Credit repair firms sometimes charge consumers hundreds, even thousands, of dollars to help people improve their credit scores. Before you hire a credit repair company, remember that a federal law, the Credit Repair Organizations Act, requires that these firms provide certain disclosures and that they offer a three-day right to cancel without any charge. They must give you a written contract that describes the services they will perform, explain how much it will cost, and describe any guarantees they make.
Before you sign up for pricey credit repair services, be sure to get your free annual credit reports and check your free credit scores. There is a lot you can do on your own to build or rebuild your credit.
Right of Rescission
Under the Truth In Lending Act, the same law mentioned above for credit card disputes, you may have the right to “rescind” or cancel certain mortgage transactions involving the home that is considered your principal residence. (A second home, rental property or commercial property used for business would not qualify, for example.)
This right of rescission gives you three business days to back out of most loans secured by your principal residence, though it doesn’t include a mortgage obtained to purchase a principal residence. It does include most home equity loans and loans to refinance your home, provided you aren’t refinancing with the same lender.
You must be given a notice explaining your right to rescind (if the loan is covered by this right) and information on how to exercise that right. If the lender was supposed to provide you with the right of rescission notice but never did, you have up to three years or until you sell your home, whichever comes first, to rescind the transaction.
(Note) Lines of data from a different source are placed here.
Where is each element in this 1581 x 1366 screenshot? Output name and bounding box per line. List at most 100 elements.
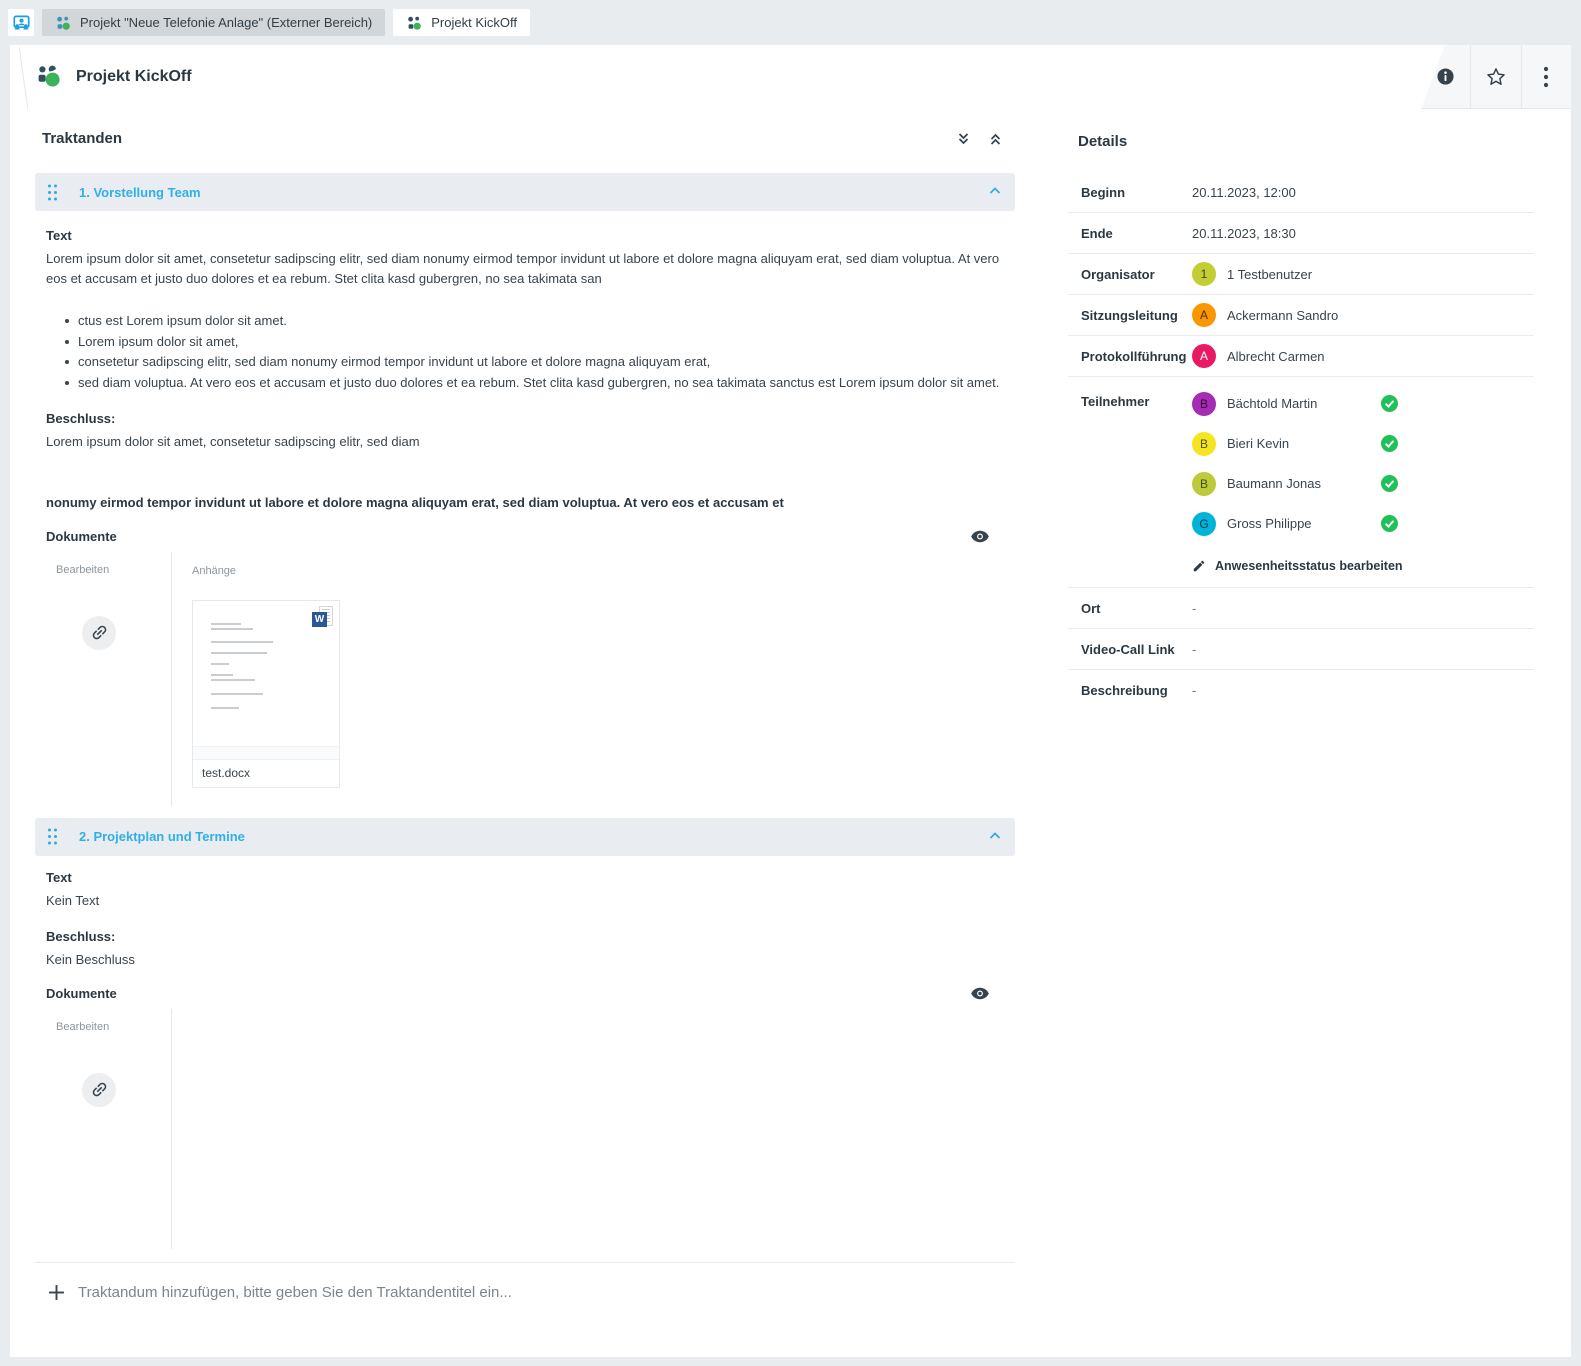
description-value: -	[1191, 683, 1196, 698]
tab-meeting-label: Projekt KickOff	[431, 15, 517, 30]
decision-label: Beschluss:	[46, 929, 1015, 944]
favorite-button[interactable]	[1470, 45, 1520, 108]
participant-row: B Bächtold Martin	[1192, 390, 1398, 417]
participant-name: Gross Philippe	[1227, 516, 1312, 531]
attendance-check-icon	[1381, 395, 1398, 412]
participants-label: Teilnehmer	[1081, 390, 1191, 409]
decision-label: Beschluss:	[46, 411, 1015, 426]
text-content: Lorem ipsum dolor sit amet, consetetur s…	[46, 249, 1004, 289]
detail-row-chair: Sitzungsleitung A Ackermann Sandro	[1068, 295, 1534, 336]
agenda-heading: Traktanden	[42, 130, 122, 147]
plus-icon	[48, 1284, 65, 1301]
chevron-up-icon	[988, 186, 1002, 196]
bullet-list: ctus est Lorem ipsum dolor sit amet. Lor…	[46, 311, 1015, 393]
avatar: 1	[1192, 262, 1216, 286]
link-icon	[86, 1076, 113, 1103]
attachment-filename: test.docx	[193, 760, 339, 787]
collapse-item-button[interactable]	[988, 828, 1002, 846]
avatar: B	[1192, 392, 1216, 416]
main-card: Projekt KickOff	[10, 45, 1571, 1357]
edit-documents-label: Bearbeiten	[56, 1021, 109, 1033]
location-value: -	[1191, 601, 1196, 616]
meeting-app-icon	[35, 63, 63, 91]
bullet-item: sed diam voluptua. At vero eos et accusa…	[46, 373, 1015, 393]
agenda-item-1-header[interactable]: 1. Vorstellung Team	[35, 173, 1015, 211]
header-diagonal-divider	[19, 47, 29, 109]
text-label: Text	[46, 228, 1015, 243]
expand-all-button[interactable]	[956, 131, 971, 147]
home-tab[interactable]	[8, 9, 34, 36]
kebab-menu-icon	[1543, 66, 1549, 88]
participant-name: Baumann Jonas	[1227, 476, 1321, 491]
begin-label: Beginn	[1081, 185, 1191, 200]
meeting-icon	[406, 15, 422, 31]
collapse-item-button[interactable]	[988, 183, 1002, 201]
avatar: A	[1192, 344, 1216, 368]
collapse-all-button[interactable]	[988, 131, 1003, 147]
double-chevron-up-icon	[988, 131, 1003, 147]
attachment-card[interactable]: W	[192, 600, 340, 788]
drag-handle-icon[interactable]	[46, 183, 59, 202]
detail-row-participants: Teilnehmer B Bächtold Martin B Bieri Kev…	[1068, 377, 1534, 588]
edit-documents-label: Bearbeiten	[56, 564, 109, 576]
divider	[193, 747, 339, 760]
info-icon	[1435, 66, 1456, 87]
tab-project[interactable]: Projekt "Neue Telefonie Anlage" (Externe…	[42, 9, 385, 36]
add-agenda-item-input[interactable]	[78, 1284, 718, 1301]
tab-project-label: Projekt "Neue Telefonie Anlage" (Externe…	[80, 15, 372, 30]
tab-meeting[interactable]: Projekt KickOff	[393, 9, 530, 36]
agenda-item-2-header[interactable]: 2. Projektplan und Termine	[35, 818, 1015, 856]
begin-value: 20.11.2023, 12:00	[1191, 185, 1296, 200]
location-label: Ort	[1081, 601, 1191, 616]
participant-name: Bächtold Martin	[1227, 396, 1317, 411]
attendance-check-icon	[1381, 515, 1398, 532]
minutes-name: Albrecht Carmen	[1227, 349, 1325, 364]
chair-label: Sitzungsleitung	[1081, 308, 1191, 323]
link-document-button[interactable]	[82, 1073, 116, 1107]
edit-attendance-label: Anwesenheitsstatus bearbeiten	[1215, 559, 1403, 573]
info-button[interactable]	[1421, 45, 1470, 108]
video-link-label: Video-Call Link	[1081, 642, 1191, 657]
agenda-item-2: 2. Projektplan und Termine Text Kein Tex…	[35, 818, 1015, 1249]
details-heading: Details	[1078, 133, 1534, 150]
edit-attendance-button[interactable]: Anwesenheitsstatus bearbeiten	[1192, 559, 1403, 573]
video-link-value: -	[1191, 642, 1196, 657]
detail-row-organizer: Organisator 1 1 Testbenutzer	[1068, 254, 1534, 295]
link-document-button[interactable]	[82, 616, 116, 650]
add-agenda-item-row	[35, 1262, 1015, 1323]
avatar: B	[1192, 432, 1216, 456]
avatar: G	[1192, 512, 1216, 536]
meetings-home-icon	[13, 14, 30, 31]
attendance-check-icon	[1381, 435, 1398, 452]
agenda-item-title: 1. Vorstellung Team	[79, 185, 201, 200]
link-icon	[86, 619, 113, 646]
eye-icon	[971, 987, 989, 1000]
more-menu-button[interactable]	[1521, 45, 1571, 108]
agenda-item-title: 2. Projektplan und Termine	[79, 829, 245, 844]
participant-row: G Gross Philippe	[1192, 510, 1398, 537]
organizer-name: 1 Testbenutzer	[1227, 267, 1312, 282]
documents-label: Dokumente	[46, 986, 117, 1001]
participant-row: B Bieri Kevin	[1192, 430, 1398, 457]
drag-handle-icon[interactable]	[46, 827, 59, 846]
documents-label: Dokumente	[46, 529, 117, 544]
page-title: Projekt KickOff	[76, 68, 192, 86]
decision-text: Lorem ipsum dolor sit amet, consetetur s…	[46, 432, 1004, 452]
detail-row-location: Ort -	[1068, 588, 1534, 629]
attachment-preview: W	[193, 601, 339, 747]
bullet-item: Lorem ipsum dolor sit amet,	[46, 332, 1015, 352]
detail-row-minutes: Protokollführung A Albrecht Carmen	[1068, 336, 1534, 377]
toggle-documents-button[interactable]	[971, 987, 989, 1000]
header-actions	[1421, 45, 1571, 109]
chevron-up-icon	[988, 831, 1002, 841]
chair-name: Ackermann Sandro	[1227, 308, 1338, 323]
decision-text-bold: nonumy eirmod tempor invidunt ut labore …	[46, 493, 1004, 513]
toggle-documents-button[interactable]	[971, 530, 989, 543]
detail-row-video-link: Video-Call Link -	[1068, 629, 1534, 670]
word-file-icon: W	[312, 606, 333, 629]
attendance-check-icon	[1381, 475, 1398, 492]
decision-text: Kein Beschluss	[46, 950, 1004, 970]
project-icon	[55, 15, 71, 31]
participant-name: Bieri Kevin	[1227, 436, 1289, 451]
star-icon	[1485, 66, 1507, 88]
With timeshare purchases, the right of rescission is governed by state laws, and the time period to exercise this right is usually between three and 10 days. If you have given into a high-pressure sales pitch for a time share without taking time to carefully consider the purchase first (not a good idea!) you may be able to cancel, but you’ll need to act quickly. (It’s not a given that you will be able to cancel, however. Again, it depends on the law in the state in which the timeshare is purchased.)
Read the contract carefully, including the provisions regarding the right to cancel. Follow the instructions provided to the letter. You will likely need to notify the seller in writing that you are canceling, and you always want to do that by certified mail, and keep a copy of your notice and the receipt in a safe place.
Retailer Refund Policies
Some retailers have excellent refund policies that allow customers considerable leeway in returning merchandise. Before you make a purchase, check the refund policy and make sure you keep a copy of your receipt. Also be sure to get a gift receipt if you plan to give the item to someone else.
Many states have laws that cover certain types of purchases or service contracts such as gym or health club memberships, funeral contracts, home improvement contracts and others. Check with your state attorney general’s office. Read your contract and take your time before making a decision. Waiting a few days — or even weeks — before making a decision will minimize the chance that you will regret it.